When Will Your Kitchen Disappear?
Live in an apartment?
Own a house?
Spend your entire life on a boat?
On the road in a motor home?
It is almost a certainty that no matter where you live, your home has a kitchen. Whether you are a gourmet chef or are so incapable (or clever) that you can burn the water every time you set foot in a kitchen, no matter where you live, it almost certainly has an area for the preparation and cooking of food.
There are only two areas in a standard modern home that are guaranteed to exist: food preparation area and the indoor toilet and bathroom.
Some day that dedicated kitchen area will disappear.
It is amazing to me how quickly we just assume that something has naturally existed for what seems forever. Indoor toilets were not standard features of homes in the Western world until the latter part of the 19th century, and indoor toilets only came about, and all of the hygiene problems they create, because home builders were installing the new fangled indoor plumbing and dedicating an area of the home to washing up and bathing and indoor plumbing only came about because of the towns installing municipal water supplies.
The dedicated kitchen has of course existed much longer, but even that is a relatively recent introduction to the home. You can still find homes, a few hundred years old, which have no area devoted to food preparation.
With Western society’s move to pre-packaged meals, an ignorance of raw ingredients, easy access to cheap fast food, a propensity for “dining out” coupled with the decline of home cooking and the teaching of it at school, one day, you might be looking at a modern home, recently constructed, that has no kitchen.
I predict the change will start with apartments aimed at middle-class single people and young couples, and this change may even begin to appear in my lifetime.
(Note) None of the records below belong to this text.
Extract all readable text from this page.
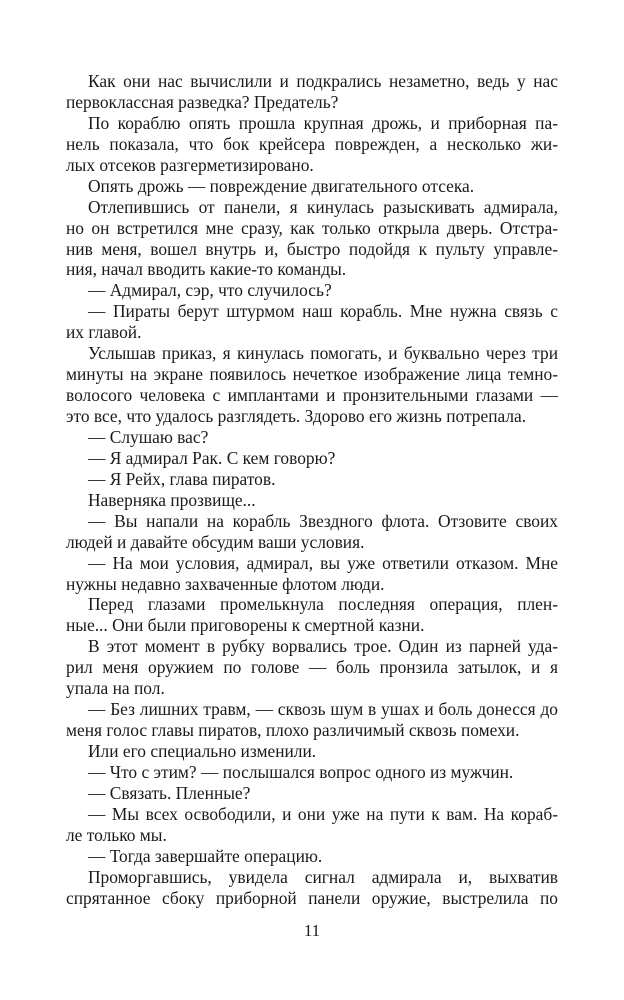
Как они нас вычислили и подкрались незаметно, ведь у нас
первоклассная разведка? Предатель?
По кораблю опять прошла крупная дрожь, и приборная па-
нель показала, что бок крейсера поврежден, а несколько жи-
лых отсеков разгерметизировано.
Опять дрожь — повреждение двигательного отсека.
Отлепившись от панели, я кинулась разыскивать адмирала,
но он встретился мне сразу, как только открыла дверь. Отстра-
нив меня, вошел внутрь и, быстро подойдя к пульту управле-
ния, начал вводить какие-то команды.
— Адмирал, сэр, что случилось?
— Пираты берут штурмом наш корабль. Мне нужна связь с
их главой.
Услышав приказ, я кинулась помогать, и буквально через три
минуты на экране появилось нечеткое изображение лица темно-
волосого человека с имплантами и пронзительными глазами —
это все, что удалось разглядеть. Здорово его жизнь потрепала.
— Слушаю вас?
— Я адмирал Рак. С кем говорю?
— Я Рейх, глава пиратов.
Наверняка прозвище...
— Вы напали на корабль Звездного флота. Отзовите своих
людей и давайте обсудим ваши условия.
— На мои условия, адмирал, вы уже ответили отказом. Мне
нужны недавно захваченные флотом люди.
Перед глазами промелькнула последняя операция, плен-
ные... Они были приговорены к смертной казни.
В этот момент в рубку ворвались трое. Один из парней уда-
рил меня оружием по голове — боль пронзила затылок, и я
упала на пол.
— Без лишних травм, — сквозь шум в ушах и боль донесся до
меня голос главы пиратов, плохо различимый сквозь помехи.
Или его специально изменили.
— Что с этим? — послышался вопрос одного из мужчин.
— Связать. Пленные?
— Мы всех освободили, и они уже на пути к вам. На кораб-
ле только мы.
— Тогда завершайте операцию.
Проморгавшись, увидела сигнал адмирала и, выхватив
спрятанное сбоку приборной панели оружие, выстрелила по
11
I raise this point because the concepts of what we consider a house and home, though mostly stable, have shifted over time to our modern thinking and we do not give much thought to the environment we live in. We are a product of our environment. I developed an interest in cooking because of a) my parents’ past occupations and b) having access to an amazing kitchen in a house I was renting many years ago.
As a product of the environment, we’re all pushed and manipulated without actually realising it. Becoming aware of that environment lets you change who you are in ways that are not immediately obvious.
And if you live in a modern home, I can also bet it has at least one, and possibly several of a particular feature that you walk through every day, without even noticing its existence, and yet it did not commonly exist until the mid-18th century.
So when was the last time you prepared a meal, if ever, where the majority of it didn’t come out of a box or a can or a jar or a frozen package?